SigFigPosterWe have two days left until the end of the ‘game idea’ contest we have been running over on Learning-Laboratory.com.  I’ve always figured that we would get the bulk of our entries, if any, in the last two days so I’m eager to see what rolls in by Friday.

For now, let me just say that, if you know a chem student with even half an idea for a game, you should tell him or her that the odds of any valid entry winning something are, well, quite good.

But why run a contest in the first place?  We’re in this business to make money not to give it away.  So what, specifically, was the contest intended to accomplish?  And how do we know, when we are done, if the project has been a success?  What are we trying accomplish?

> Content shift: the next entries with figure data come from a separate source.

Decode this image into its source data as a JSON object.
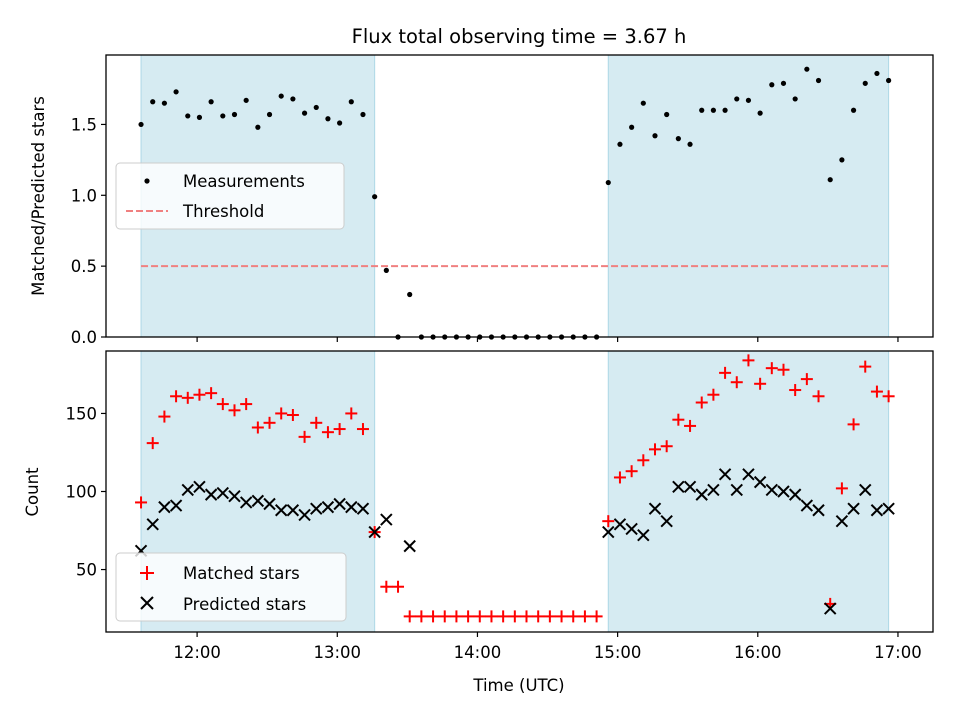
{
  "title": "Flux total observing time = 3.67 h",
  "colors": {
    "shade": "#add8e6",
    "measurement": "#000000",
    "threshold": "#f08080",
    "matched": "#ff0000",
    "predicted": "#000000"
  },
  "chart_data": [
    {
      "type": "scatter",
      "ylabel": "Matched/Predicted stars",
      "xlim": [
        "11:21",
        "17:15"
      ],
      "ylim": [
        0,
        1.99
      ],
      "yticks": [
        "0.0",
        "0.5",
        "1.0",
        "1.5"
      ],
      "shaded_ranges": [
        [
          "11:36",
          "13:16"
        ],
        [
          "14:56",
          "16:56"
        ]
      ],
      "threshold": {
        "name": "Threshold",
        "value": 0.5,
        "x_range": [
          "11:36",
          "16:56"
        ]
      },
      "legend": {
        "position": "center-left"
      },
      "series": [
        {
          "name": "Measurements",
          "x": [
            "11:36",
            "11:41",
            "11:46",
            "11:51",
            "11:56",
            "12:01",
            "12:06",
            "12:11",
            "12:16",
            "12:21",
            "12:26",
            "12:31",
            "12:36",
            "12:41",
            "12:46",
            "12:51",
            "12:56",
            "13:01",
            "13:06",
            "13:11",
            "13:16",
            "13:21",
            "13:26",
            "13:31",
            "13:36",
            "13:41",
            "13:46",
            "13:51",
            "13:56",
            "14:01",
            "14:06",
            "14:11",
            "14:16",
            "14:21",
            "14:26",
            "14:31",
            "14:36",
            "14:41",
            "14:46",
            "14:51",
            "14:56",
            "15:01",
            "15:06",
            "15:11",
            "15:16",
            "15:21",
            "15:26",
            "15:31",
            "15:36",
            "15:41",
            "15:46",
            "15:51",
            "15:56",
            "16:01",
            "16:06",
            "16:11",
            "16:16",
            "16:21",
            "16:26",
            "16:31",
            "16:36",
            "16:41",
            "16:46",
            "16:51",
            "16:56"
          ],
          "y": [
            1.5,
            1.66,
            1.65,
            1.73,
            1.56,
            1.55,
            1.66,
            1.56,
            1.57,
            1.67,
            1.48,
            1.57,
            1.7,
            1.68,
            1.58,
            1.62,
            1.54,
            1.51,
            1.66,
            1.57,
            0.99,
            0.47,
            0.0,
            0.3,
            0.0,
            0.0,
            0.0,
            0.0,
            0.0,
            0.0,
            0.0,
            0.0,
            0.0,
            0.0,
            0.0,
            0.0,
            0.0,
            0.0,
            0.0,
            0.0,
            1.09,
            1.36,
            1.48,
            1.65,
            1.42,
            1.57,
            1.4,
            1.36,
            1.6,
            1.6,
            1.6,
            1.68,
            1.67,
            1.58,
            1.78,
            1.79,
            1.68,
            1.89,
            1.81,
            1.11,
            1.25,
            1.6,
            1.79,
            1.86,
            1.81
          ]
        }
      ]
    },
    {
      "type": "scatter",
      "xlabel": "Time (UTC)",
      "ylabel": "Count",
      "xlim": [
        "11:21",
        "17:15"
      ],
      "ylim": [
        10,
        190
      ],
      "xticks": [
        "12:00",
        "13:00",
        "14:00",
        "15:00",
        "16:00",
        "17:00"
      ],
      "yticks": [
        "50",
        "100",
        "150"
      ],
      "shaded_ranges": [
        [
          "11:36",
          "13:16"
        ],
        [
          "14:56",
          "16:56"
        ]
      ],
      "legend": {
        "position": "bottom-left"
      },
      "series": [
        {
          "name": "Matched stars",
          "x": [
            "11:36",
            "11:41",
            "11:46",
            "11:51",
            "11:56",
            "12:01",
            "12:06",
            "12:11",
            "12:16",
            "12:21",
            "12:26",
            "12:31",
            "12:36",
            "12:41",
            "12:46",
            "12:51",
            "12:56",
            "13:01",
            "13:06",
            "13:11",
            "13:16",
            "13:21",
            "13:26",
            "13:31",
            "13:36",
            "13:41",
            "13:46",
            "13:51",
            "13:56",
            "14:01",
            "14:06",
            "14:11",
            "14:16",
            "14:21",
            "14:26",
            "14:31",
            "14:36",
            "14:41",
            "14:46",
            "14:51",
            "14:56",
            "15:01",
            "15:06",
            "15:11",
            "15:16",
            "15:21",
            "15:26",
            "15:31",
            "15:36",
            "15:41",
            "15:46",
            "15:51",
            "15:56",
            "16:01",
            "16:06",
            "16:11",
            "16:16",
            "16:21",
            "16:26",
            "16:31",
            "16:36",
            "16:41",
            "16:46",
            "16:51",
            "16:56"
          ],
          "y": [
            93,
            131,
            148,
            161,
            160,
            162,
            163,
            156,
            152,
            156,
            141,
            144,
            150,
            149,
            135,
            144,
            138,
            140,
            150,
            140,
            74,
            39,
            39,
            20,
            20,
            20,
            20,
            20,
            20,
            20,
            20,
            20,
            20,
            20,
            20,
            20,
            20,
            20,
            20,
            20,
            81,
            109,
            113,
            120,
            127,
            129,
            146,
            142,
            157,
            162,
            176,
            170,
            184,
            169,
            179,
            178,
            165,
            172,
            161,
            28,
            102,
            143,
            180,
            164,
            161
          ]
        },
        {
          "name": "Predicted stars",
          "x": [
            "11:36",
            "11:41",
            "11:46",
            "11:51",
            "11:56",
            "12:01",
            "12:06",
            "12:11",
            "12:16",
            "12:21",
            "12:26",
            "12:31",
            "12:36",
            "12:41",
            "12:46",
            "12:51",
            "12:56",
            "13:01",
            "13:06",
            "13:11",
            "13:16",
            "13:21",
            "13:31",
            "14:56",
            "15:01",
            "15:06",
            "15:11",
            "15:16",
            "15:21",
            "15:26",
            "15:31",
            "15:36",
            "15:41",
            "15:46",
            "15:51",
            "15:56",
            "16:01",
            "16:06",
            "16:11",
            "16:16",
            "16:21",
            "16:26",
            "16:31",
            "16:36",
            "16:41",
            "16:46",
            "16:51",
            "16:56"
          ],
          "y": [
            62,
            79,
            90,
            91,
            101,
            103,
            98,
            99,
            97,
            93,
            94,
            92,
            88,
            88,
            85,
            89,
            90,
            92,
            90,
            89,
            74,
            82,
            65,
            74,
            79,
            76,
            72,
            89,
            81,
            103,
            103,
            98,
            101,
            111,
            101,
            111,
            106,
            101,
            100,
            98,
            91,
            88,
            25,
            81,
            89,
            101,
            88,
            89
          ]
        }
      ]
    }
  ]
}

  1. The contest is a first and foremost a minimum viable product (MVP).  Although we aren’t charging money for it (in fact, we’re promising to give money to the winners), we have been asking instructors and students to spend time on it, an equally valuable although a lot less quantifiable commodity.  This MVP test of the learning game contest cuts two ways:
    1. Does the idea of ‘learning games’ resonate with students?  If we get a reasonable number of entries, we will have some evidence that students  dissatisfied with their current drill/study methods and think that online games and activities would be a nice alternative.
    2. Does it resonate with instructors?  We’ve asked instructors to pin up our poster and/or post a link to the game for students to follow.
  2. The contest is intended to help us build our mailing lists and, again, there are two of these:  instructors and students.
  3. Search Engine Optimization (SEO).  The white hat approach to SEO is to build great content and then seek legitimate links.  Ashley and Bret have been generating that great content for the last 6+ months; the contest is a way to generate more links.
  4. Give me some talking points as I do phone and face-to-face interviews.  The contest experience, any entries we get, the sample entry we produced, and our simple implementation of it (Sig Fig Rules!) combine to give me a basis for doing face-to-face and phone interviews with instructors as we go forward.
  5. Build our internal WordPress, Google Analytics, SEO, and other marketing skills. Nothing makes one a more effective writer, poster, analyst, strategist than doing each of those things, observing the results, and thinking about how to do them better next time.

I’ll report on how well this all actually worked after the contest, judging, and awarding are over.